Henneberry and Ramsbottom’s company, which this masthead has decided not to name in order not to publicise its products, has released 150 bottles of the whiskey dedicated to the Easter Sunday mission.

When contacted, the pair’s company said the whiskey’s name, label and promotional material had been designed by a third party to raise funds for an unwell veteran. The company’s statement said the promotional material was obviously “embellished” and the firm would review its contents.

Military sources said serving and former SAS soldiers who took part in the mission found the production and sale of the whiskey disgusting, offensive and warned it could impact on the mental health of veterans.

Henneberry defended his company’s involvement in the whiskey production, saying no soldiers had been found guilty of war crimes and, in an apparent reference to those who have raised concerns about misconduct, that he’d never seen “so many people with axes to throw in my life”.

“Me, personally, I don’t think they are guilty,” he said of those facing war crimes investigations. “It’s a business decision that we have made.”
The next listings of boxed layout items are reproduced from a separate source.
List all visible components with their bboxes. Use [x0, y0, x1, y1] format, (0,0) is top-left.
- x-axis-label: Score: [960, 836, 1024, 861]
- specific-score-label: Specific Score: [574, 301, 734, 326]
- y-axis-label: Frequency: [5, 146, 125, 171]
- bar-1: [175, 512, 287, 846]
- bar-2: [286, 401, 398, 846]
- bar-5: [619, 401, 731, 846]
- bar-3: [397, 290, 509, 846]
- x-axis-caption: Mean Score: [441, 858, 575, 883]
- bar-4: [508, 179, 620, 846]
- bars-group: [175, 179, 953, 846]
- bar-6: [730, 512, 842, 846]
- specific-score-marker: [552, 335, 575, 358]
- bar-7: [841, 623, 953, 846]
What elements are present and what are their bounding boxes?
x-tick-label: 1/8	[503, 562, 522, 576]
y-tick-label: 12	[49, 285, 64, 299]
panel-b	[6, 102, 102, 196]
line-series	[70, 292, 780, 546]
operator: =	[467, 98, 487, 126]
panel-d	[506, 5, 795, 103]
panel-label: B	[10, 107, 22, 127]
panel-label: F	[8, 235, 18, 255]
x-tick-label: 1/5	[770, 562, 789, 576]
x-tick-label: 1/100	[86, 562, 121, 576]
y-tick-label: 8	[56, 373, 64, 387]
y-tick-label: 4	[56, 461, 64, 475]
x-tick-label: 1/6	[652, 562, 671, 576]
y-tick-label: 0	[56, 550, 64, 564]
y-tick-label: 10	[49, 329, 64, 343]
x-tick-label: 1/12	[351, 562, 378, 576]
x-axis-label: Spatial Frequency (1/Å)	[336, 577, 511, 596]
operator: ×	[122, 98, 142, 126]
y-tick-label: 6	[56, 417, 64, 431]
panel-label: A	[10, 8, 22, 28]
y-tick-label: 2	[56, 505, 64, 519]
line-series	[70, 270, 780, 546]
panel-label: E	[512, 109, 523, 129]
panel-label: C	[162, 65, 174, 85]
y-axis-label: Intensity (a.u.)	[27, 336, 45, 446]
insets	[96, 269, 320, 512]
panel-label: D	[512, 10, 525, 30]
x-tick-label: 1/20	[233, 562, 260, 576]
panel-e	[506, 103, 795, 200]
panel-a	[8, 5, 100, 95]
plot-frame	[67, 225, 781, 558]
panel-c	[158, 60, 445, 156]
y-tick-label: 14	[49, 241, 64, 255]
The Brereton Inquiry began in early 2016 and concluded in late 2020. The federal police’s Roberts-Smith probes began in June 2018 and are ongoing. The OSI was not operational until months after then prime minister Scott Morrison announced its creation in November 2020 and its director general, Chris Moraitis, told a senate hearing last November that he was “quietly confident” the agency would be able to “achieve our objectives of preparing briefs of evidence that the DPP will accept to prosecute.”

Among the key impediments to the OSI’s work is its difficulty in gathering evidence in Afghanistan, given the country is now controlled by the Taliban. However, both the AFP and OSI has received legal advice from the office of the Australian Government Solicitor that has resolved earlier concerns that much of the Brereton Inquiry’s information could never be used due to legal impediments.